The answer depends on the precision you need.
To obtain some quantitative guidance, we may conceptualize this process in two steps: rasterization of the zones followed by a summary operation. We can't say much in general about the latter, but let's pretend it's a simple statistical summary, such as a count (from which you would obtain the area), average, or sum, that is roughly proportional to the values in all the zone's cells. (A range, by contrast, depends only on two of the values in the cells; because of that it would be harder to analyze the effects on a range.)
In the first step, a cell is assigned to any zone containing its central point. To assess the possible error of this discretization step, imagine repeating it many times but changing just the origin of the grid randomly. If the area of a zone is A and the cellsize is c, the cell areas are all c^2, whence the expected number of cells assigned to the zone is A/c^2. As a rough approximation we could analyze this situation as if the cell assignments were statistically independent of each other. (They're not--they depend on the zone's shape--but that's another thing that is difficult to make any generalizations about.) That makes the distribution of cell counts approximately Poisson, implying the standard deviation is sqrt(A)/c. The relative error, then, is sqrt(A)/c divided by A/c^2, equal to c/sqrt(A). If you are uncomfortable with relative errors of this size, you need a grid with finer resolution.

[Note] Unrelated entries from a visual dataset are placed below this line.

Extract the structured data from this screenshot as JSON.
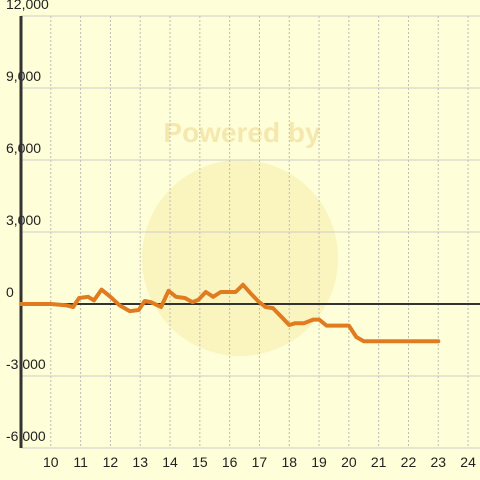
{
  "chart_data": {
    "type": "line",
    "watermark": "Powered by",
    "x": [
      9,
      10,
      10.5,
      10.75,
      10.95,
      11.25,
      11.45,
      11.7,
      12,
      12.3,
      12.65,
      12.95,
      13.15,
      13.35,
      13.7,
      13.95,
      14.2,
      14.5,
      14.75,
      14.95,
      15.2,
      15.45,
      15.7,
      16.2,
      16.45,
      16.7,
      16.95,
      17.2,
      17.45,
      17.75,
      18,
      18.2,
      18.5,
      18.8,
      19,
      19.25,
      19.85,
      20,
      20.25,
      20.5,
      23
    ],
    "values": [
      0,
      0,
      -50,
      -125,
      250,
      300,
      150,
      600,
      300,
      -50,
      -300,
      -250,
      125,
      80,
      -125,
      550,
      300,
      250,
      80,
      170,
      500,
      300,
      500,
      500,
      800,
      450,
      125,
      -125,
      -170,
      -550,
      -875,
      -800,
      -800,
      -650,
      -650,
      -900,
      -900,
      -900,
      -1375,
      -1550,
      -1550
    ],
    "color": "#e07b20",
    "xlim": [
      9,
      24.4
    ],
    "xticks": [
      10,
      11,
      12,
      13,
      14,
      15,
      16,
      17,
      18,
      19,
      20,
      21,
      22,
      23,
      24
    ],
    "ylim": [
      -6000,
      12000
    ],
    "yticks": [
      {
        "value": -6000,
        "label": "-6,000"
      },
      {
        "value": -3000,
        "label": "-3,000"
      },
      0,
      {
        "value": 3000,
        "label": "3,000"
      },
      {
        "value": 6000,
        "label": "6,000"
      },
      {
        "value": 9000,
        "label": "9,000"
      },
      {
        "value": 12000,
        "label": "12,000"
      }
    ],
    "grid": true
  }
}
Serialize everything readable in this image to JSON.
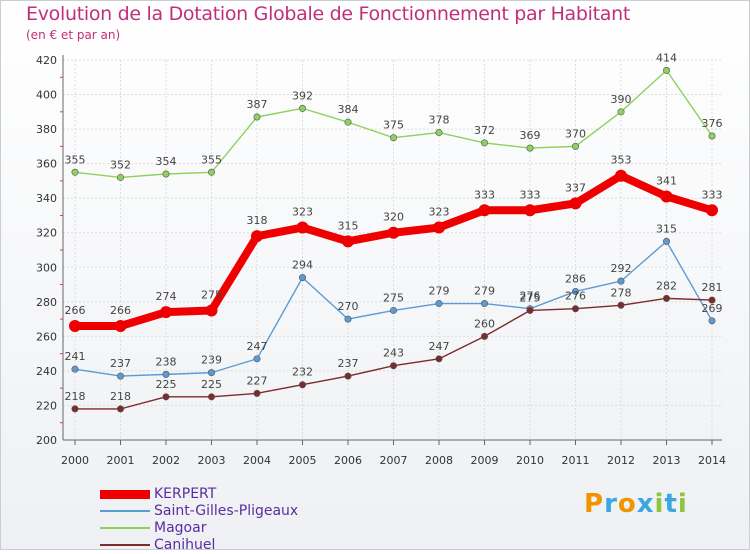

An example may help fix these ideas. Suppose you can tolerate a relative error of 10% in your zonal statistics and that the zone of smallest area is about 0.9 acre (40,000 square feet). With a cellsize of 100 feet we would have A = 40,000, c = 100, and c/sqrt(A) = 100 / 200 = 50%. That much of an error in the cell count would likely translate to at least that much error in the statistics, so it's too big. To reduce it to 10% or less, you can't change A, so all you can do is decrease c by a factor of 5 or more. Indeed, with c = 20 feet, c/sqrt(A) = 20 / 200 = 10%.
You probably would want even a smaller cellsize in this example, because as a rule of thumb there's about a 1/3 chance that the actual number of cells used to represent the smallest zone would differ by more than 10% from the proper (expected) value and even a 1/20 chance that the number would differ by more than twice that. (This is an application of the well-known 68-95-99.7 rule; 1/3 approximates 100% - 68% and 1/20 equals 100% - 95%.)
The calculations can be further simplified by considering the numbers of cells expected for each zone. In the example, a cellsize of c = 100 would give an expected number of cells of only four (10,000 square feet each). Its square root, sqrt(4) = 2, is 50% of 4: that was too high. To meet a 10% threshold you want the square root of the number of cells to be just 10% = 1/10 of that number: the solution obviously is 10^2 = 100 cells. To meet a 10% threshold with a greater margin of safety--say, by halving the cellsize--you would want the square root of the number to be just 10%/2 = 5% = 1/20, implying 20^2 = 400 cells.
In short, a good rule of thumb is that to meet x% relative precision requirements, you would aim to have at least n = 100/x^2 or (for more safety) even (200/x)^2 cells within all zones, including the smallest. From this you can work out the cellsize c from the zone areas A and n: c = sqrt(A/n).
Note that the answer does not depend on the zone area:cell size ratio; it depends on the ratio of the square root of the area to the cell size. This is the Pizza Principle in action.